Guerra a Gaza: dove prendono le armi Israele e Hamas?

Immagine di copertina
Credit: AP Photo

Dall’inizio della guerra a Gaza Tel Aviv ha riempito i suoi arsenali con bombe da 900 chili, munizioni di artiglieria e veicoli corazzati mentre il gruppo terroristico palestinese può contare per lo più su mortai, lanciarazzi, droni e fucili mitragliatori di epoca sovietica

Proseguono i combattimenti tra le forze armate israeliane e i miliziani di Hamas nella striscia di Gaza. Il bilancio delle vittime non smette di aumentare, ma da dove continuano ad arrivare le armi?

Il governo israeliano stima che l’attacco a sorpresa compiuto da Hamas il 7 ottobre scorso abbia ucciso 1.200 persone.

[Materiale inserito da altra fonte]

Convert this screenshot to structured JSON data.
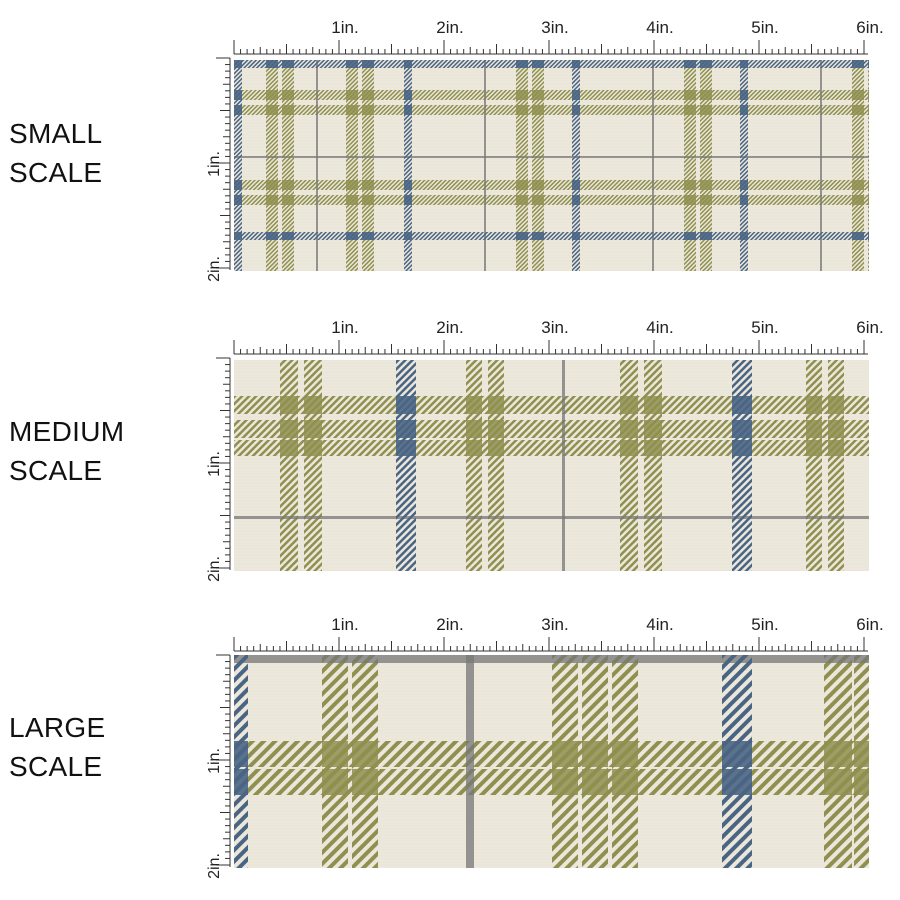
{
  "panels": [
    {
      "id": "small",
      "label_line1": "SMALL",
      "label_line2": "SCALE",
      "unit": "in."
    },
    {
      "id": "medium",
      "label_line1": "MEDIUM",
      "label_line2": "SCALE",
      "unit": "in."
    },
    {
      "id": "large",
      "label_line1": "LARGE",
      "label_line2": "SCALE",
      "unit": "in."
    }
  ],
  "ruler": {
    "horizontal_labels": [
      "1in.",
      "2in.",
      "3in.",
      "4in.",
      "5in.",
      "6in."
    ],
    "vertical_labels": [
      "1in.",
      "2in."
    ]
  },
  "colors": {
    "background": "#ece8dc",
    "olive": "#8f9050",
    "navy": "#4a6584",
    "gray": "#777777"
  }
}
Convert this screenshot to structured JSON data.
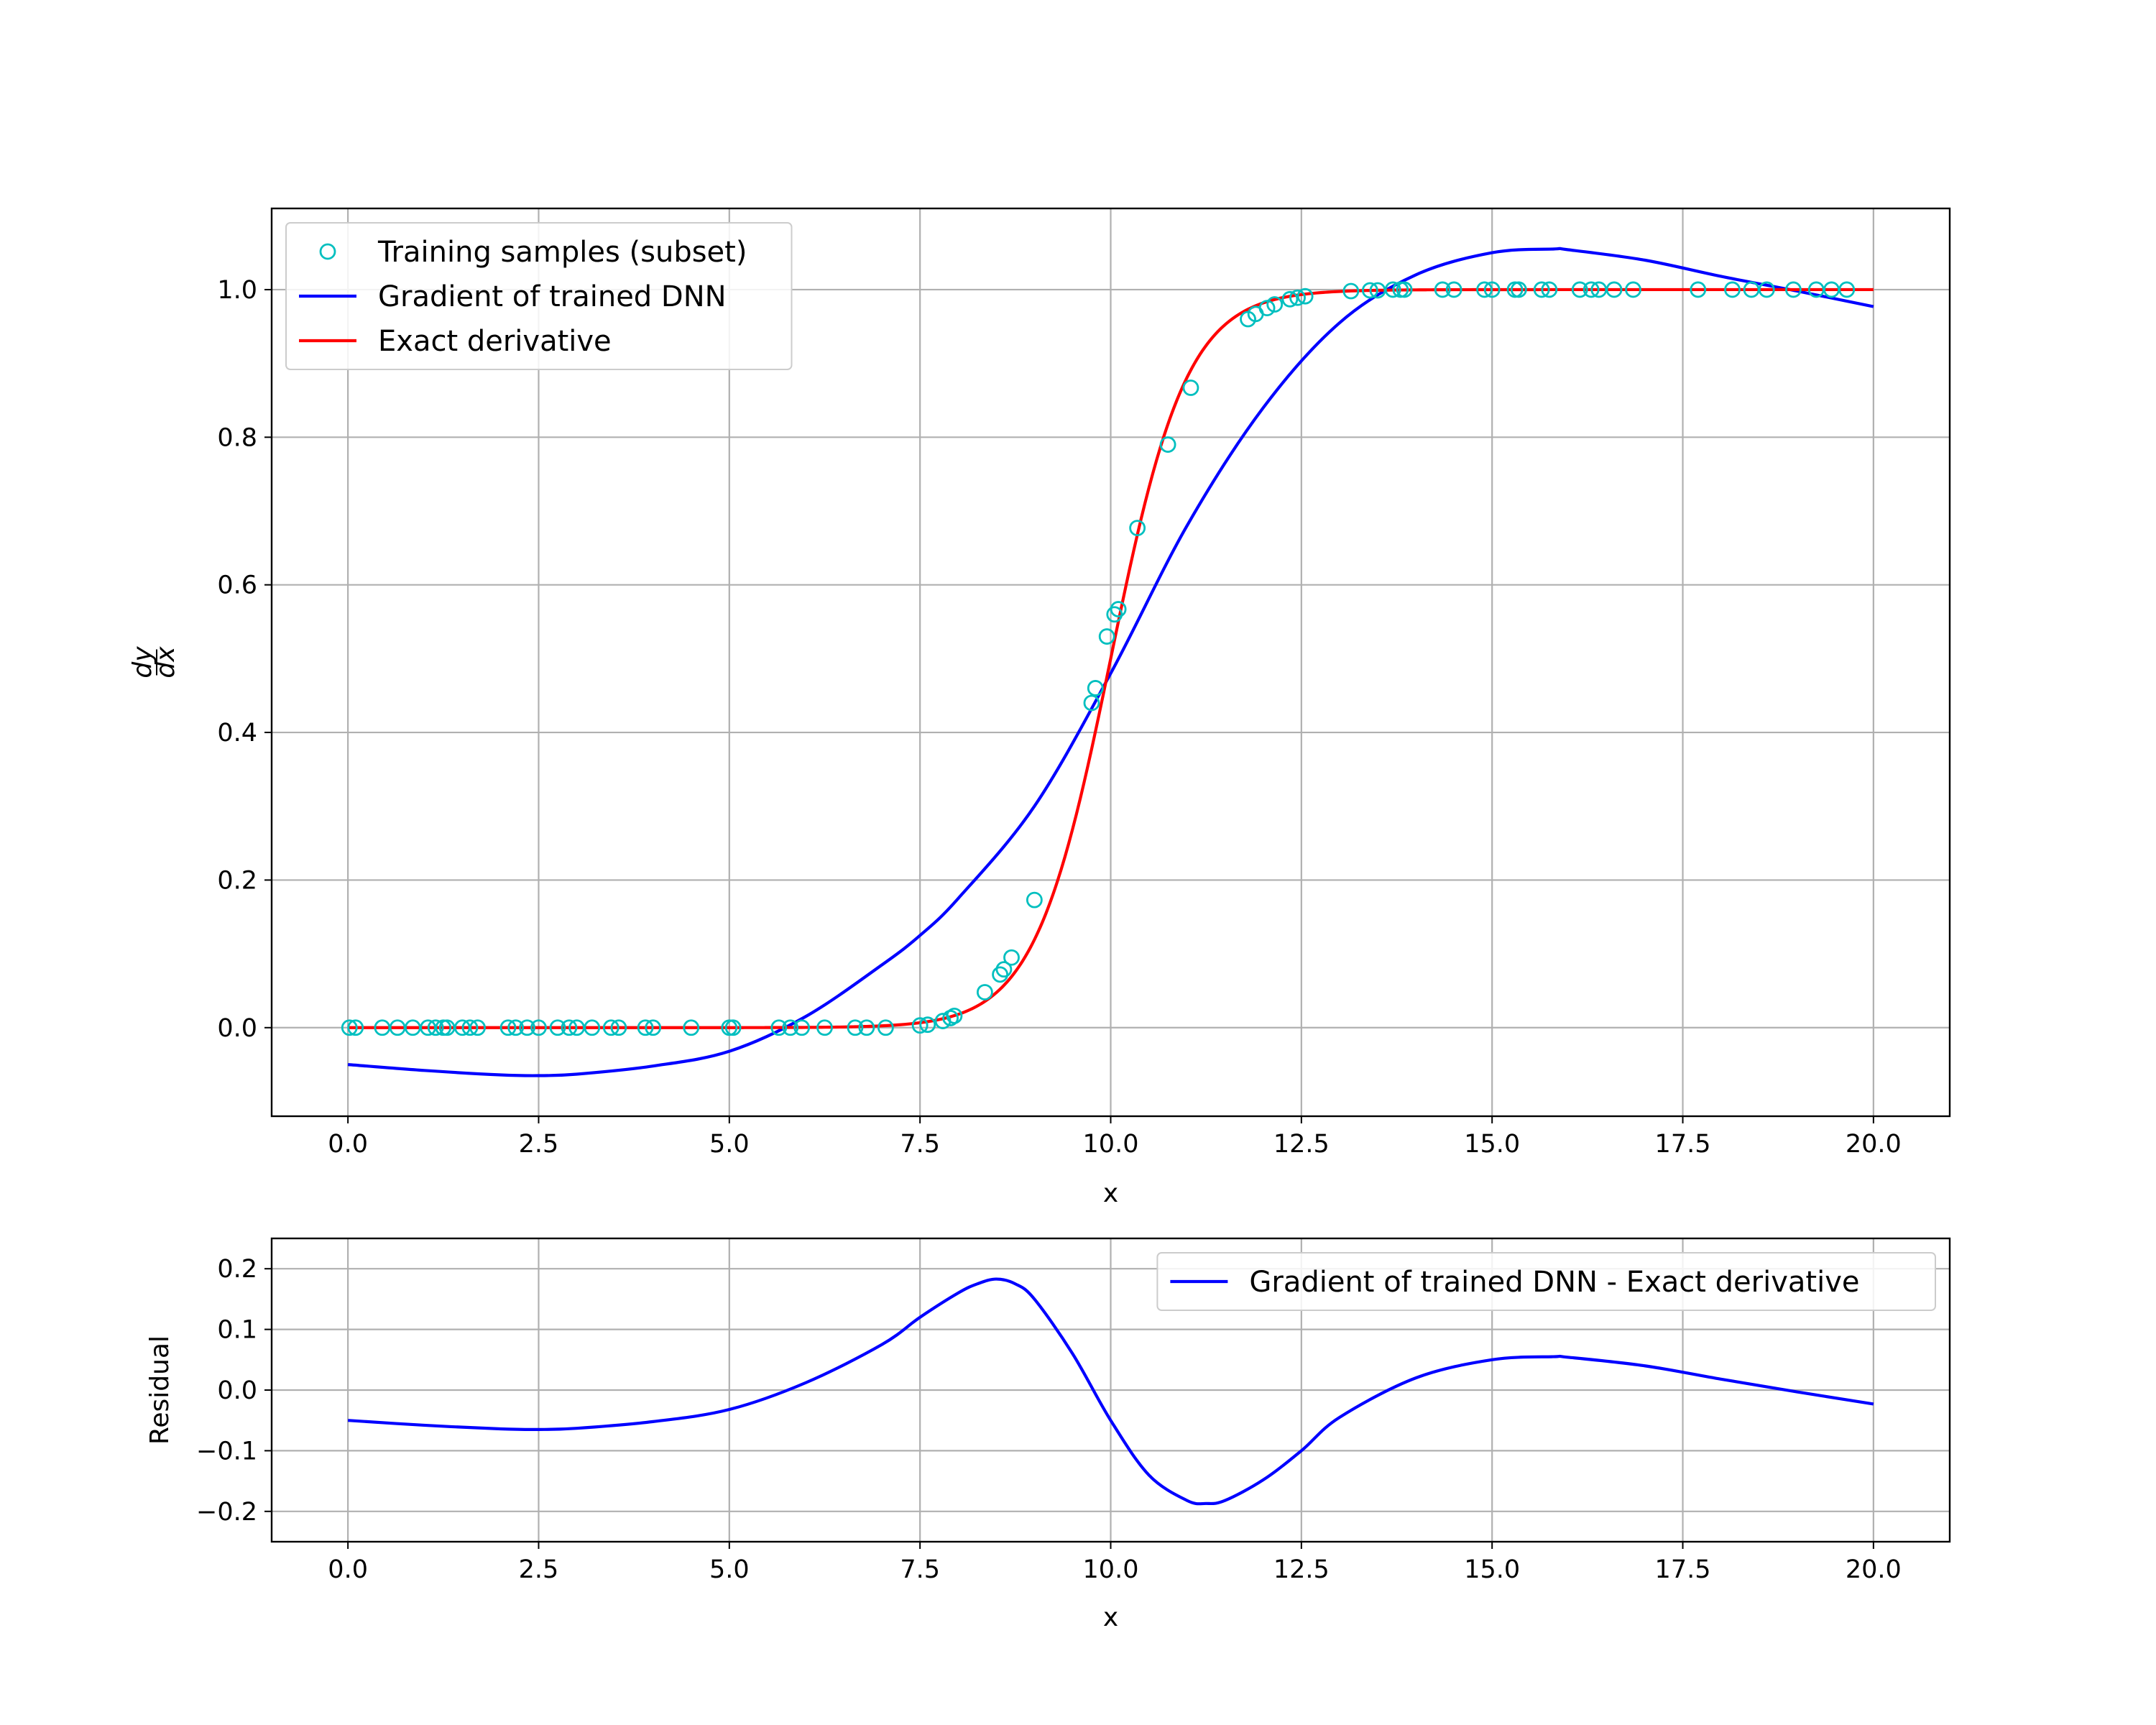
{
  "chart_data": [
    {
      "type": "line",
      "xlabel": "x",
      "ylabel": "dy/dx",
      "xlim": [
        -1,
        21
      ],
      "ylim": [
        -0.12,
        1.11
      ],
      "xticks": [
        "0.0",
        "2.5",
        "5.0",
        "7.5",
        "10.0",
        "12.5",
        "15.0",
        "17.5",
        "20.0"
      ],
      "yticks": [
        "0.0",
        "0.2",
        "0.4",
        "0.6",
        "0.8",
        "1.0"
      ],
      "grid": true,
      "legend_position": "upper-left",
      "series": [
        {
          "name": "Training samples (subset)",
          "kind": "scatter",
          "marker": "open-circle",
          "color": "#00bfbf",
          "x": [
            0.02,
            0.1,
            0.45,
            0.65,
            0.85,
            1.05,
            1.15,
            1.25,
            1.3,
            1.5,
            1.6,
            1.7,
            2.1,
            2.2,
            2.35,
            2.5,
            2.75,
            2.9,
            3.0,
            3.2,
            3.45,
            3.55,
            3.9,
            4.0,
            4.5,
            5.0,
            5.05,
            5.65,
            5.8,
            5.95,
            6.25,
            6.65,
            6.8,
            7.05,
            7.5,
            7.6,
            7.8,
            7.9,
            7.95,
            8.35,
            8.55,
            8.6,
            8.7,
            9.0,
            9.75,
            9.8,
            9.95,
            10.05,
            10.1,
            10.35,
            10.75,
            11.05,
            11.8,
            11.9,
            12.05,
            12.15,
            12.35,
            12.45,
            12.55,
            13.15,
            13.4,
            13.5,
            13.7,
            13.8,
            13.85,
            14.35,
            14.5,
            14.9,
            15.0,
            15.3,
            15.35,
            15.65,
            15.75,
            16.15,
            16.3,
            16.4,
            16.6,
            16.85,
            17.7,
            18.15,
            18.4,
            18.6,
            18.95,
            19.25,
            19.45,
            19.65
          ],
          "y": [
            0.0,
            0.0,
            0.0,
            0.0,
            0.0,
            0.0,
            0.0,
            0.0,
            0.0,
            0.0,
            0.0,
            0.0,
            0.0,
            0.0,
            0.0,
            0.0,
            0.0,
            0.0,
            0.0,
            0.0,
            0.0,
            0.0,
            0.0,
            0.0,
            0.0,
            0.0,
            0.0,
            0.0,
            0.0,
            0.0,
            0.0,
            0.0,
            0.0,
            0.0,
            0.003,
            0.004,
            0.009,
            0.013,
            0.016,
            0.048,
            0.072,
            0.079,
            0.095,
            0.173,
            0.44,
            0.46,
            0.53,
            0.56,
            0.567,
            0.677,
            0.79,
            0.867,
            0.96,
            0.967,
            0.975,
            0.98,
            0.987,
            0.989,
            0.991,
            0.998,
            0.999,
            0.999,
            1.0,
            1.0,
            1.0,
            1.0,
            1.0,
            1.0,
            1.0,
            1.0,
            1.0,
            1.0,
            1.0,
            1.0,
            1.0,
            1.0,
            1.0,
            1.0,
            1.0,
            1.0,
            1.0,
            1.0,
            1.0,
            1.0,
            1.0,
            1.0
          ]
        },
        {
          "name": "Gradient of trained DNN",
          "kind": "line",
          "color": "#0000ff",
          "x": [
            0,
            1,
            2,
            2.5,
            3,
            4,
            5,
            6,
            7,
            7.5,
            8,
            9,
            10,
            11,
            12,
            13,
            14,
            15,
            15.8,
            16,
            17,
            18,
            19,
            20
          ],
          "y": [
            -0.05,
            -0.058,
            -0.064,
            -0.065,
            -0.063,
            -0.052,
            -0.032,
            0.015,
            0.085,
            0.125,
            0.175,
            0.3,
            0.48,
            0.68,
            0.84,
            0.955,
            1.02,
            1.05,
            1.055,
            1.054,
            1.04,
            1.018,
            0.998,
            0.977
          ]
        },
        {
          "name": "Exact derivative",
          "kind": "line",
          "color": "#ff0000",
          "function": "logistic",
          "x_range": [
            0,
            20
          ],
          "center": 10,
          "slope": 2.0
        }
      ]
    },
    {
      "type": "line",
      "xlabel": "x",
      "ylabel": "Residual",
      "xlim": [
        -1,
        21
      ],
      "ylim": [
        -0.25,
        0.25
      ],
      "xticks": [
        "0.0",
        "2.5",
        "5.0",
        "7.5",
        "10.0",
        "12.5",
        "15.0",
        "17.5",
        "20.0"
      ],
      "yticks": [
        "0.2",
        "0.1",
        "0.0",
        "−0.1",
        "−0.2"
      ],
      "grid": true,
      "legend_position": "upper-right",
      "series": [
        {
          "name": "Gradient of trained DNN - Exact derivative",
          "kind": "line",
          "color": "#0000ff",
          "x": [
            0,
            1,
            2,
            2.5,
            3,
            4,
            5,
            6,
            7,
            7.5,
            8,
            8.25,
            8.5,
            8.75,
            9,
            9.5,
            10,
            10.5,
            11,
            11.25,
            11.5,
            12,
            12.5,
            13,
            14,
            15,
            15.8,
            16,
            17,
            18,
            19,
            20
          ],
          "y": [
            -0.05,
            -0.058,
            -0.064,
            -0.065,
            -0.063,
            -0.052,
            -0.032,
            0.012,
            0.075,
            0.12,
            0.16,
            0.175,
            0.183,
            0.175,
            0.15,
            0.06,
            -0.05,
            -0.14,
            -0.182,
            -0.187,
            -0.182,
            -0.148,
            -0.1,
            -0.045,
            0.02,
            0.05,
            0.055,
            0.054,
            0.04,
            0.018,
            -0.003,
            -0.023
          ]
        }
      ]
    }
  ]
}
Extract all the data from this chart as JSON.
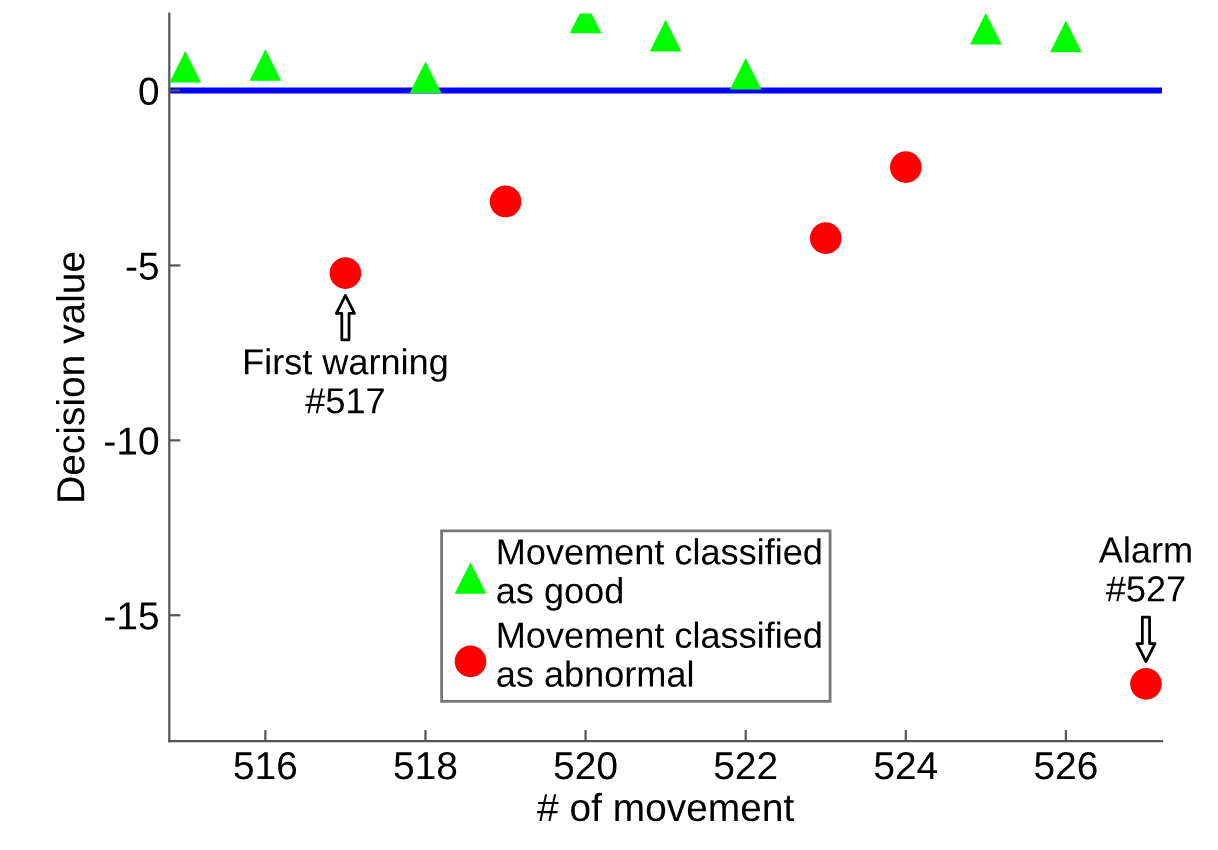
{
  "chart_data": {
    "type": "scatter",
    "xlabel": "# of movement",
    "ylabel": "Decision value",
    "xlim": [
      514.8,
      527.2
    ],
    "xticks": [
      516,
      518,
      520,
      522,
      524,
      526
    ],
    "ylim": [
      -18.6,
      2.2
    ],
    "yticks": [
      -15,
      -10,
      -5,
      0
    ],
    "series": [
      {
        "name": "Movement classified\nas good",
        "color": "#00ff00",
        "marker": "triangle",
        "x": [
          515,
          516,
          518,
          520,
          521,
          522,
          525,
          526
        ],
        "values": [
          0.68,
          0.73,
          0.38,
          2.09,
          1.57,
          0.48,
          1.77,
          1.55
        ]
      },
      {
        "name": "Movement classified\nas abnormal",
        "color": "#ff0000",
        "marker": "circle",
        "x": [
          517,
          519,
          523,
          524,
          527
        ],
        "values": [
          -5.22,
          -3.17,
          -4.22,
          -2.19,
          -16.96
        ]
      }
    ],
    "ref_lines": [
      {
        "axis": "y",
        "value": 0,
        "color": "#0000ff",
        "line_style": "solid"
      }
    ],
    "annotations": [
      {
        "text": "First warning\n#517",
        "x": 517,
        "y": -5.22
      },
      {
        "text": "Alarm\n#527",
        "x": 527,
        "y": -16.96
      }
    ],
    "legend": "bottom",
    "grid": false
  }
}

Da allora, entrambe le parti si sono lanciate missili, razzi, colpi di mortaio e non solo l’una contro l’altra. Secondo le Nazioni Unite, i missili e le bombe sganciate da Israele hanno ucciso oltre 25mila persone a Gaza. Hamas ha lanciato oltre 13mila tra razzi e colpi di mortaio contro il territorio dello Stato ebraico e ha ucciso almeno 189 soldati israeliani.

Come studioso dell’industria della difesa globale e del commercio internazionale di armi, so che sia Israele che Hamas riescono a produrre alcune delle proprie armi ma ottengono la restante parte da fornitori esteri.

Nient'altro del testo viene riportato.